About This Camera
This is the USGS Hawaiian Volcano Observatory's primary monitoring camera looking into Halema'uma'u crater at the summit of Kilauea volcano. The view is the same one geologists and emergency managers rely on to track active eruption phases, lava lake levels, and crater floor changes in real time. When Kilauea is erupting — as it has periodically since 1983 — this camera shows the action.
The summit caldera of Kilauea changed radically during the 2018 collapse event, when over 60 collapse explosions dropped the caldera floor by hundreds of feet. Subsequent eruptions have refilled portions of the floor with new lava. A water lake briefly formed in the deepened pit between 2019 and 2020 before being boiled away by a new eruption in December 2020. Since then, intermittent eruptions have continued to build the lava lake and pour fresh flows across the crater floor.

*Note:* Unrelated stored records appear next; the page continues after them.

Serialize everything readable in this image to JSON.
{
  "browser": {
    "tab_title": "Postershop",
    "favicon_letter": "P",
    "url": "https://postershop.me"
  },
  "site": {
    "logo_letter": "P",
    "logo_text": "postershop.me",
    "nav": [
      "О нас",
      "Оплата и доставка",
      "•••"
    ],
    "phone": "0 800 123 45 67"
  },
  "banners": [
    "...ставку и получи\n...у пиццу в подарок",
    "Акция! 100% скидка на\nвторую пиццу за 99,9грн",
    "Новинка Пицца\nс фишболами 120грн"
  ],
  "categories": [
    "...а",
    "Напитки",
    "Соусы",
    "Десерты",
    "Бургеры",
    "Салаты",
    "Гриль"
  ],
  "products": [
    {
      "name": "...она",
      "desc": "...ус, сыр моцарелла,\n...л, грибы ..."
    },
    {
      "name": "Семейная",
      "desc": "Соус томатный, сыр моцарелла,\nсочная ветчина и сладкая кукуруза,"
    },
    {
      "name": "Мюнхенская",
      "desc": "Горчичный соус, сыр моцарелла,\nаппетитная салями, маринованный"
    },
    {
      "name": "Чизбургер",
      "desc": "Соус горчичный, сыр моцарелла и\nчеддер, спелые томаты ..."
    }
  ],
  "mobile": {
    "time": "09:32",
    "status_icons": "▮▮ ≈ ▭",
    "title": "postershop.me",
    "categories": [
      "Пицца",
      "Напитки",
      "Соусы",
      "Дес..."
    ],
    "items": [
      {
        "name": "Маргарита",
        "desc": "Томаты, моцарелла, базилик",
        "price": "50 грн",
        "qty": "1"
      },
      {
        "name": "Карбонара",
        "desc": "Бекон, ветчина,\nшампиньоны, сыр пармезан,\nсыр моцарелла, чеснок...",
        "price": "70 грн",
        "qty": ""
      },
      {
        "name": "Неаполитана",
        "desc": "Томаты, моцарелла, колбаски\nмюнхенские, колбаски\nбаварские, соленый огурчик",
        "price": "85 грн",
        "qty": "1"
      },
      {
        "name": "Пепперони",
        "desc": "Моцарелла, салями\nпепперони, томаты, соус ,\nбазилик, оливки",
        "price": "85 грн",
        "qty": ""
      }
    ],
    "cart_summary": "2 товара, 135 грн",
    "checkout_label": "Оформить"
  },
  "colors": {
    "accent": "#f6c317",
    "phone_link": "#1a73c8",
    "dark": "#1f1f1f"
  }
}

Best viewing is at night during active eruptions, when lava glow illuminates the crater walls, the underside of the gas plume, and any active fountaining vents. During the day, the camera shows the geologic context — fresh black lava against the older, weathered crater walls — along with steam and sulfur dioxide plumes drifting downwind. Weather conditions at the summit (over 4,000 feet) change rapidly; fog, rain, and clear skies can alternate within an hour.
Hawaii Volcanoes National Park surrounds the camera and offers viewing of the crater from designated overlooks during eruption phases, the Crater Rim Trail, the Thurston Lava Tube, the Chain of Craters Road descending toward the coast, and the Volcano Art Center. The Jaggar Museum was severely damaged in 2018 and is no longer accessible.